3.5. Sulforhodamine B (SRB) Assay for Cytotoxicity Test

Cytotoxicity by SRB assay was performed according to published procedures, using adriamycin as a positive control [18]. The test was conducted with two independent experiments using duplicate measurements (Figure S31).

4. Conclusions

In summary, 17 phenolic polyketides, including 3 new and 14 known compounds, were isolated from 2 fungal strains of Aspergillus unguis IV17-109 and 158SC-067. The structures of the new compounds were determined by spectroscopic (HRESIMS, 1D and 2D NMR), and Snatzke’s methods.
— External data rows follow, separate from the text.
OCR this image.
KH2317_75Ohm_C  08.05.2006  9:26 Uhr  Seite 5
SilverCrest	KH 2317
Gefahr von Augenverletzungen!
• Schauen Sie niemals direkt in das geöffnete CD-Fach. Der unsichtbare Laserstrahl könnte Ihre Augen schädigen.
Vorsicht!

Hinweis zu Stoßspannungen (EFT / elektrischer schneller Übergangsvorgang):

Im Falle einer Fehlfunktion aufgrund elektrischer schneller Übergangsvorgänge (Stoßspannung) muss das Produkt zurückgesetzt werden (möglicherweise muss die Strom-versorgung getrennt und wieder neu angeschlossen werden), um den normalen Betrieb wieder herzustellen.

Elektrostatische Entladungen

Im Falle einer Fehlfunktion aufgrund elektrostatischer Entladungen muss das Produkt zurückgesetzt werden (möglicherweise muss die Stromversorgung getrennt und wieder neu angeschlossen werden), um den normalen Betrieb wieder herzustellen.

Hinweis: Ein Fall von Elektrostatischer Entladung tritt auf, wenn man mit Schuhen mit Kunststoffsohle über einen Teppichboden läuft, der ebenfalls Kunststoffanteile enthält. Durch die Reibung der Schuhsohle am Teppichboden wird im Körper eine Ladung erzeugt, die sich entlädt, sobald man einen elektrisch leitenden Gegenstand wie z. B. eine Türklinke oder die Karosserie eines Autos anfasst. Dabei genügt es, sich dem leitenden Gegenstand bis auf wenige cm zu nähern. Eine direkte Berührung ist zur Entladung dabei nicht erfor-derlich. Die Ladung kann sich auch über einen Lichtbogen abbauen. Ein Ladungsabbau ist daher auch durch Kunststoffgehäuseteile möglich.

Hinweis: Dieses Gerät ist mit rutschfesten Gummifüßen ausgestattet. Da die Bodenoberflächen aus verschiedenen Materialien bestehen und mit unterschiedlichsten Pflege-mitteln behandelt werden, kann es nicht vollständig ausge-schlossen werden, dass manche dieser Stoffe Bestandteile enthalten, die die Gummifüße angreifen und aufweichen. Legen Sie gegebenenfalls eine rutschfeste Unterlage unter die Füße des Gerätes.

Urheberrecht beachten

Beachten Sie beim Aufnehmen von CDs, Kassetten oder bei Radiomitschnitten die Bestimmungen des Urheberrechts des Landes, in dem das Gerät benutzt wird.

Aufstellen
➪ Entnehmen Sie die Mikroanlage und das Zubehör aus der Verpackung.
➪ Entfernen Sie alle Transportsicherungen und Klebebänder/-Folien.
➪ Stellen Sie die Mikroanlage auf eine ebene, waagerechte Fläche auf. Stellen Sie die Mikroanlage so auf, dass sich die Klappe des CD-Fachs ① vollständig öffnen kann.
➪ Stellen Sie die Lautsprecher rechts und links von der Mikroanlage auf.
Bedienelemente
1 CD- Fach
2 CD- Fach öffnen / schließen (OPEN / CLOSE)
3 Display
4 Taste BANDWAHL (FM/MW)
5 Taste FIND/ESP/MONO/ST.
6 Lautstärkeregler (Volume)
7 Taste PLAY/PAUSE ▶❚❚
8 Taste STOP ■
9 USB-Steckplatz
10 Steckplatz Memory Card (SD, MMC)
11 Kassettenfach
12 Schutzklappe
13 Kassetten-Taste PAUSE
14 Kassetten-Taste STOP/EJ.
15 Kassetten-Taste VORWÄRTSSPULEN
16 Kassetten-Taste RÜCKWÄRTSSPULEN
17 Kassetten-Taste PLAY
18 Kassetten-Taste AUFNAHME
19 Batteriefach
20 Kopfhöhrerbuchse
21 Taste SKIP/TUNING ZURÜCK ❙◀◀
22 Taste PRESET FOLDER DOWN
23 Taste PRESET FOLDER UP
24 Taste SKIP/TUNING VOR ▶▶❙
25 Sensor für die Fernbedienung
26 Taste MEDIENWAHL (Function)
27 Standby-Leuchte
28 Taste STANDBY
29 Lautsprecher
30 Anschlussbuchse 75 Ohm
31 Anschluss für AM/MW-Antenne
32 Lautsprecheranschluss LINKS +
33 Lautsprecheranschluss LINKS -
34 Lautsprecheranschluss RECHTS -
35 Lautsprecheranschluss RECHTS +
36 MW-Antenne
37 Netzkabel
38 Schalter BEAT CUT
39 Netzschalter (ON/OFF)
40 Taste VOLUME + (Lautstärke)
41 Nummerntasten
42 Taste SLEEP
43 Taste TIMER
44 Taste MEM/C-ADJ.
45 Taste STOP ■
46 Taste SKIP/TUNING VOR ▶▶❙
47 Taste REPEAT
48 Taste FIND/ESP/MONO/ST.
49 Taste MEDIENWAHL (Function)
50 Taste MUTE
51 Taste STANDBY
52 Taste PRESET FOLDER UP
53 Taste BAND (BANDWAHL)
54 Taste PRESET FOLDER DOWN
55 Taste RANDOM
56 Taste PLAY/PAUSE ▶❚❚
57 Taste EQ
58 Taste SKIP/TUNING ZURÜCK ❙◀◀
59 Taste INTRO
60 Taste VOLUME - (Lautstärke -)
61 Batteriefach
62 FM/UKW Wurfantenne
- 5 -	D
The new compounds (1, 3, and 12) showed good antimicrobial activity. Additionally, cytotoxicity of phenolic polyketides from A. unguis against six cancer cell lines was systematically investigated for the first time. Most of the isolated compounds showed cytotoxicity against all tested cell lines, with IC₅₀ values ranging from 2.5 to 46.9 µM. This study enriched the biochemical diversity of fungal secondary metabolites. The results revealed that marine-derived fungi could be a promising source of natural products, with various pharmacological activities, which can serve as leading structures for drug discovery.